Wie wird Synodalität konkret gelebt?
3.1 Der weltweite synodale Prozess (2021–2024)
Seit 2021 läuft unter dem Titel Für eine synodale Kirche: Gemeinschaft, Teilhabe und Sendung ein historisch einzigartiger weltkirchlicher Prozess. Alle Ortskirchen wurden eingeladen, sich an einer breiten Konsultation zu beteiligen. Themen wie Machtstrukturen, Rolle der Frau, Sexualmoral, partizipative Leitungsmodelle oder Inklusion wurden auf breiter Basis diskutiert.
Wichtig ist: Der Prozess ist kein kirchliches „Referendum“, sondern eine geistliche Unterscheidung, die vom gemeinsamen Gebet, vom Hören aufeinander und auf den Heiligen Geist geprägt ist. Es geht nicht darum, dem Zeitgeist zu folgen, sondern die Zeichen der Zeit im Licht des Evangeliums zu deuten.
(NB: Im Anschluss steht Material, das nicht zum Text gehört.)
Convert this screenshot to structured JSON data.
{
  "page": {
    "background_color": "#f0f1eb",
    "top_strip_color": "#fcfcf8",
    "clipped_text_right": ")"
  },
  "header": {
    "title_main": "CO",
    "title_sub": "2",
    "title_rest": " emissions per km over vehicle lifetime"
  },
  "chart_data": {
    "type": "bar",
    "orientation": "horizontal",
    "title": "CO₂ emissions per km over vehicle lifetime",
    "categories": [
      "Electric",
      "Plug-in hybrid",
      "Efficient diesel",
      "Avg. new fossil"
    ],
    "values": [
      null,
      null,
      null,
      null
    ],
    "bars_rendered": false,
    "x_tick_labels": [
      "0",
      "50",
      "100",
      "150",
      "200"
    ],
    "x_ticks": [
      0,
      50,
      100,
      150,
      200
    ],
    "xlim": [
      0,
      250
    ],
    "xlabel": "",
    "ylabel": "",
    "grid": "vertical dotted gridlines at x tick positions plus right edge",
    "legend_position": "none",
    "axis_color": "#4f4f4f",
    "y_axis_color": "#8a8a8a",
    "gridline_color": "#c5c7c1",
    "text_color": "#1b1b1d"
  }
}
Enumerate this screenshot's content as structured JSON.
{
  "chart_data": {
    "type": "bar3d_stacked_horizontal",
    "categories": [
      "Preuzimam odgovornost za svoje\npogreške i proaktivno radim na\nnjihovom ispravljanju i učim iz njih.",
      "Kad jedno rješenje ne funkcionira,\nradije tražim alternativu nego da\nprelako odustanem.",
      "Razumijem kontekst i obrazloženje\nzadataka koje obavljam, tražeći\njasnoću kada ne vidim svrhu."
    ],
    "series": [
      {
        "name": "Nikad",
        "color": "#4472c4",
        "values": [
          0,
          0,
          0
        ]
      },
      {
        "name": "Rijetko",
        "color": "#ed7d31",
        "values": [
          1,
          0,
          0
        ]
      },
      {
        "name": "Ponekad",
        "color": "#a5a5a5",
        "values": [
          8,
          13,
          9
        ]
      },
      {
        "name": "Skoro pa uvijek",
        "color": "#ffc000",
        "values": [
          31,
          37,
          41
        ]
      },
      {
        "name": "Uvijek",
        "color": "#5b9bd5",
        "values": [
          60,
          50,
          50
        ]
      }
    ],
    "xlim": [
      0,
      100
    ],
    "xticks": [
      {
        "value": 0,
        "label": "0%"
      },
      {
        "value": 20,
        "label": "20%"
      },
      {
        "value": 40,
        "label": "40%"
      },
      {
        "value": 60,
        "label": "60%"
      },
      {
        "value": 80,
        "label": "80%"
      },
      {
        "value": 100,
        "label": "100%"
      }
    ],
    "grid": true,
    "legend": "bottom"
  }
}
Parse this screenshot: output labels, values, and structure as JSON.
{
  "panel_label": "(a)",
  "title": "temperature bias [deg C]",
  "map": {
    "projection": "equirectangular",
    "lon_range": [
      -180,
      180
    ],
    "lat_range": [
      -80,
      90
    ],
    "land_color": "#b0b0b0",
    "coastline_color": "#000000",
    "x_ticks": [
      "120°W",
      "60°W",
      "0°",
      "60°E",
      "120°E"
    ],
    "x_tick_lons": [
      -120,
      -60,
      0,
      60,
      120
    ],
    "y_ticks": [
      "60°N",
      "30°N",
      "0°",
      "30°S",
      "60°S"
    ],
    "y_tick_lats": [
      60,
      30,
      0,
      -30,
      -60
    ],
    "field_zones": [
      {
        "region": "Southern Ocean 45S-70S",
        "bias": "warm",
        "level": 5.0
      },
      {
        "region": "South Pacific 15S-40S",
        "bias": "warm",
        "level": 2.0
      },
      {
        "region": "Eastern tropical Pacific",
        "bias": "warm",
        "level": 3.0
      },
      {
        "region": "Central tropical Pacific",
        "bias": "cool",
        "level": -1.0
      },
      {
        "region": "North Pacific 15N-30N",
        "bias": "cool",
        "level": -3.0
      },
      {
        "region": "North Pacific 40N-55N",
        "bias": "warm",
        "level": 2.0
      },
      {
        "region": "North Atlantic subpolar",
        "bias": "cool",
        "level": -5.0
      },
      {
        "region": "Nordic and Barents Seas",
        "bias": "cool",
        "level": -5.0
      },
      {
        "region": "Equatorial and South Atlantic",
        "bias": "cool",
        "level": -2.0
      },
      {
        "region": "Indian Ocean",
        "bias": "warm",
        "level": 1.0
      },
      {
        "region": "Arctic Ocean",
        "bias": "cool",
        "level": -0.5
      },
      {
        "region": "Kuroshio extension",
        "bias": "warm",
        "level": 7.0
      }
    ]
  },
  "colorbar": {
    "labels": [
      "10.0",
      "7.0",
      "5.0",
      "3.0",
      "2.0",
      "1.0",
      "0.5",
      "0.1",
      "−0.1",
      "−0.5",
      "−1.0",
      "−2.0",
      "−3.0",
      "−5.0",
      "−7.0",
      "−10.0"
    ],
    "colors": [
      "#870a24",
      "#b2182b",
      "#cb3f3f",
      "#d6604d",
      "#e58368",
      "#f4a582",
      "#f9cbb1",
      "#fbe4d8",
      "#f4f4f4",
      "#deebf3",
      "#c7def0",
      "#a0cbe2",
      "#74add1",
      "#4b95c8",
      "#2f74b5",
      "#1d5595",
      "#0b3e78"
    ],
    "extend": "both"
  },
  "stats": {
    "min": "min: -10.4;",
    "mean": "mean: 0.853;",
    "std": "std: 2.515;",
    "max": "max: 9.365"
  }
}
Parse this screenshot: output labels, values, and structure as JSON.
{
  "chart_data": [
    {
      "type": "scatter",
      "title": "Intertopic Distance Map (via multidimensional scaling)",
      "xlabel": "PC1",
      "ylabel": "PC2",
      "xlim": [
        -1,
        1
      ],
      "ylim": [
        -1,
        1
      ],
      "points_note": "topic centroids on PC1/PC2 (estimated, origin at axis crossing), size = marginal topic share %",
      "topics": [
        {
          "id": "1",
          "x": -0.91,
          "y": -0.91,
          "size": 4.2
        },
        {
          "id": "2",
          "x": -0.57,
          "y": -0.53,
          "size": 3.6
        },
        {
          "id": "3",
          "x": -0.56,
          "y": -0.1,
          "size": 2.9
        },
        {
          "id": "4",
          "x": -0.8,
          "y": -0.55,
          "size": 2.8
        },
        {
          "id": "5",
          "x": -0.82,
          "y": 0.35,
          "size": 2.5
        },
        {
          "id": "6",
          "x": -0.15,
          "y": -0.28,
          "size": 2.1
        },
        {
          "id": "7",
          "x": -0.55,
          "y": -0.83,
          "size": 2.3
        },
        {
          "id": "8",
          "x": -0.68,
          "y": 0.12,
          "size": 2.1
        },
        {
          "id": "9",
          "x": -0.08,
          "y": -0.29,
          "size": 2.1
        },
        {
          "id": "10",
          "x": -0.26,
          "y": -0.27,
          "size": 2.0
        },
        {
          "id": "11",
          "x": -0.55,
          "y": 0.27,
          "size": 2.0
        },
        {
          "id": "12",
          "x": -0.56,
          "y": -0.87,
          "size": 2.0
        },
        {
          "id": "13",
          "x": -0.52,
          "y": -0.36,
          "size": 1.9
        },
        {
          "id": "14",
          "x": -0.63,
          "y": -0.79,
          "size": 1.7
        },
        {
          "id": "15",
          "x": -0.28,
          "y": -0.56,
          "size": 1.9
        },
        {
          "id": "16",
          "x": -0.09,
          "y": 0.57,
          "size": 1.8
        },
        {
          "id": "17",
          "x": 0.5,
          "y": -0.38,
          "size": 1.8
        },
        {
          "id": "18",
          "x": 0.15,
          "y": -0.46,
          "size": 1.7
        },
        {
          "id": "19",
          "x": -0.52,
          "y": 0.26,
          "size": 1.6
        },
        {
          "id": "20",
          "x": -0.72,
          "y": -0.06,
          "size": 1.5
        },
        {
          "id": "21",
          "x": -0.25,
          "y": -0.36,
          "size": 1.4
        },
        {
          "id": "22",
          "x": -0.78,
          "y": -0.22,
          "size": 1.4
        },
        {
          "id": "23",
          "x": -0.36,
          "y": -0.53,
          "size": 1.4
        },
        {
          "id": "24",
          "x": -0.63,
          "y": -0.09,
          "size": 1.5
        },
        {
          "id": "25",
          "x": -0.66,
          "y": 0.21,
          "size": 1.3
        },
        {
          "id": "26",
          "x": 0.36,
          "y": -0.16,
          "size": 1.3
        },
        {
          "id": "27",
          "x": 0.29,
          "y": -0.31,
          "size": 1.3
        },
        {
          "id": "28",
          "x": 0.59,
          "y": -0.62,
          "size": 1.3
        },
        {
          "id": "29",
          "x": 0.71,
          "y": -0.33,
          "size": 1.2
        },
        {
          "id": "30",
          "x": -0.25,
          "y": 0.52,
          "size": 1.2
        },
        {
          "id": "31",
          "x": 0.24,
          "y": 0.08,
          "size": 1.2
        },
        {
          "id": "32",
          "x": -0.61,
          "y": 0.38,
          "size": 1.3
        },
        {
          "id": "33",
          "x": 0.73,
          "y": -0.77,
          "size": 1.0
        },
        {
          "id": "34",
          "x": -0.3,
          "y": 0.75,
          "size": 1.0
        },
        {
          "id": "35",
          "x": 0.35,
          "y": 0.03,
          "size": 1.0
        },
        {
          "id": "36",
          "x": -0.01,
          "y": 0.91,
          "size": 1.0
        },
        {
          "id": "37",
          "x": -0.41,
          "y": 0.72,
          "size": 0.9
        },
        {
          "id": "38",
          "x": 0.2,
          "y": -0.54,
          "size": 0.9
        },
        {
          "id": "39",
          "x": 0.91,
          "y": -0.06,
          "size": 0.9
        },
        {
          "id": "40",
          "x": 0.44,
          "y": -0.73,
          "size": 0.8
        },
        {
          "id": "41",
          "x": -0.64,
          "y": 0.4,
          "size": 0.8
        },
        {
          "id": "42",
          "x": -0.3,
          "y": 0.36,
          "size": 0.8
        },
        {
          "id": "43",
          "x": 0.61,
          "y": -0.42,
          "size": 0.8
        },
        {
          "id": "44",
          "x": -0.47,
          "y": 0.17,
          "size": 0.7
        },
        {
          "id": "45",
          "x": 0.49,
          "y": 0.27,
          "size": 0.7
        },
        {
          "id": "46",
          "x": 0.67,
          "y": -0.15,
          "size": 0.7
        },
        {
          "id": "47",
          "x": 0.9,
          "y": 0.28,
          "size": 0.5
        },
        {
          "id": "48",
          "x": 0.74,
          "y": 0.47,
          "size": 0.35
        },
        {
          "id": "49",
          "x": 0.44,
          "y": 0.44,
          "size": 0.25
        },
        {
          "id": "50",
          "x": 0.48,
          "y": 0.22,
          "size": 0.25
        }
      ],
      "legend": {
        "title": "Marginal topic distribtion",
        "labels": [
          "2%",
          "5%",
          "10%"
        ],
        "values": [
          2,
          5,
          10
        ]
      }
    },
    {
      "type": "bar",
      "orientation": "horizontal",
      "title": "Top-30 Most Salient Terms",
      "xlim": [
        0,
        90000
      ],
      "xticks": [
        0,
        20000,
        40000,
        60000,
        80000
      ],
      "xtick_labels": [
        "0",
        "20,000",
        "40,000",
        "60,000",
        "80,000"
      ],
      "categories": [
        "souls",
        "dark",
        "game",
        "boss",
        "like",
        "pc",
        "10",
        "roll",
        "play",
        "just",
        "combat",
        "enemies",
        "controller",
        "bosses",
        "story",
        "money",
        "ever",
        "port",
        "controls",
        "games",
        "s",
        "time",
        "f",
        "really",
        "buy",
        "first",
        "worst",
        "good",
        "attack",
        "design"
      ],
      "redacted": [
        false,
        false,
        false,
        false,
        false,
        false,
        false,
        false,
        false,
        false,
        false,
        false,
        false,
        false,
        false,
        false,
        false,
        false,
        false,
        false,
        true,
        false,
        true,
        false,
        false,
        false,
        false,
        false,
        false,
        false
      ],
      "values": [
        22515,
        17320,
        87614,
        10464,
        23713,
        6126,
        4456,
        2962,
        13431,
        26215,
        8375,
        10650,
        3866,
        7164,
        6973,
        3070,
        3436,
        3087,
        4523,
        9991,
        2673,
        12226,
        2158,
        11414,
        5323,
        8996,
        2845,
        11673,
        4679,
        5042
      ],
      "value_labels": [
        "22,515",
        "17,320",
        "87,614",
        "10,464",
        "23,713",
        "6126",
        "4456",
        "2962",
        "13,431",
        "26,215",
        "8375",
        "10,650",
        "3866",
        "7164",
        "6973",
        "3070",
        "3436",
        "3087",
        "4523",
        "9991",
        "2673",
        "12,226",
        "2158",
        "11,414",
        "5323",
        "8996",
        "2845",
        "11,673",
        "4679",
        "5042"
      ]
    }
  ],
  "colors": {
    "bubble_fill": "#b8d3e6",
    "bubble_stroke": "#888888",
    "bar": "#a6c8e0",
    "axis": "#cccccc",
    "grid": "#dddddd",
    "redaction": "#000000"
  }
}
3.2 Demokratische Elemente in der katholischen Kirche
Zwar ist die römisch-katholische Kirche kein demokratisches System im politischen Sinne. Dennoch lassen sich demokratische Elemente finden, insbesondere dort, wo Partizipation, Deliberation und Repräsentation Raum gewinnen. Dazu gehören:
– Diözesan- und Pastoralräte: Gremien aus Klerikern und Laien, die das kirchliche Leben mitgestalten.
– Bischofssynoden: Versammlungen von Bischöfen, die gemeinsam mit dem Papst beraten.
– Ordensversammlungen: Viele Orden kennen demokratische Entscheidungsstrukturen.
– Wahlen: Bischöfe und Päpste werden in bestimmten Kontexten gewählt (z. B. im Konklave durch das Kardinalskollegium).
Franziskus fordert keine Transformation der Kirche in ein demokratisches Parlament, aber er betont, dass der Heilige Geist auch durch kollektive Prozesse wirkt – und dass Autorität nur dann glaubwürdig ist, wenn sie sich mit der Stimme des Volkes Gottes verbindet.
Synodalität als kulturelle und spirituelle Herausforderung
Synodalität ist nicht konfliktfrei. Franziskus ist sich bewusst, dass der Prozess mühsam, voller Spannungen und innerkirchlicher Widerstände ist. Dennoch bleibt er überzeugt, dass es kein Zurück gibt. Die Kirche müsse lernen, zu debattieren, ohne sich zu spalten. Uneinigkeit sei kein Skandal, sondern Teil eines lebendigen Prozesses. Synodalität bedeutet also nicht Harmonie auf Knopfdruck, sondern das theologisch anspruchsvolle Aushalten von Differenz im Vertrauen auf den Geist Gottes.
Diese Haltung hat auch Auswirkungen auf die Kirchenleitung selbst. Papst Franziskus hat immer wieder betont, dass die Kurie, die Bischofskonferenzen und die Leitungsgremien reformiert werden müssen – nicht nur strukturell, sondern geistlich. Leitungsverantwortung sei kein Privileg, sondern ein Dienst. Und dieser Dienst könne nur glaubwürdig sein, wenn er transparent, rechenschaftspflichtig und in Beziehung zum Volk Gottes steht.
Synodalität ist das zentrale Reformprojekt des Pontifikats von Papst Franziskus – nicht als Strukturreform allein, sondern als Ausdruck einer neuen geistlichen Haltung. Sie steht für eine Kirche, die nicht von oben herab diktiert, sondern gemeinsam unterwegs ist. Sie ist Ausdruck eines Glaubens, der sich in Beziehung vollzieht – zum Wort Gottes, zueinander, zur Welt. In der Theologie von Franziskus ist Synodalität keine Option unter vielen, sondern der Weg der Kirche schlechthin. Es ist ein Weg, der Offenheit verlangt, Demut, geistliche Tiefe – und die Bereitschaft, neu zu lernen, was es heißt, Kirche zu sein.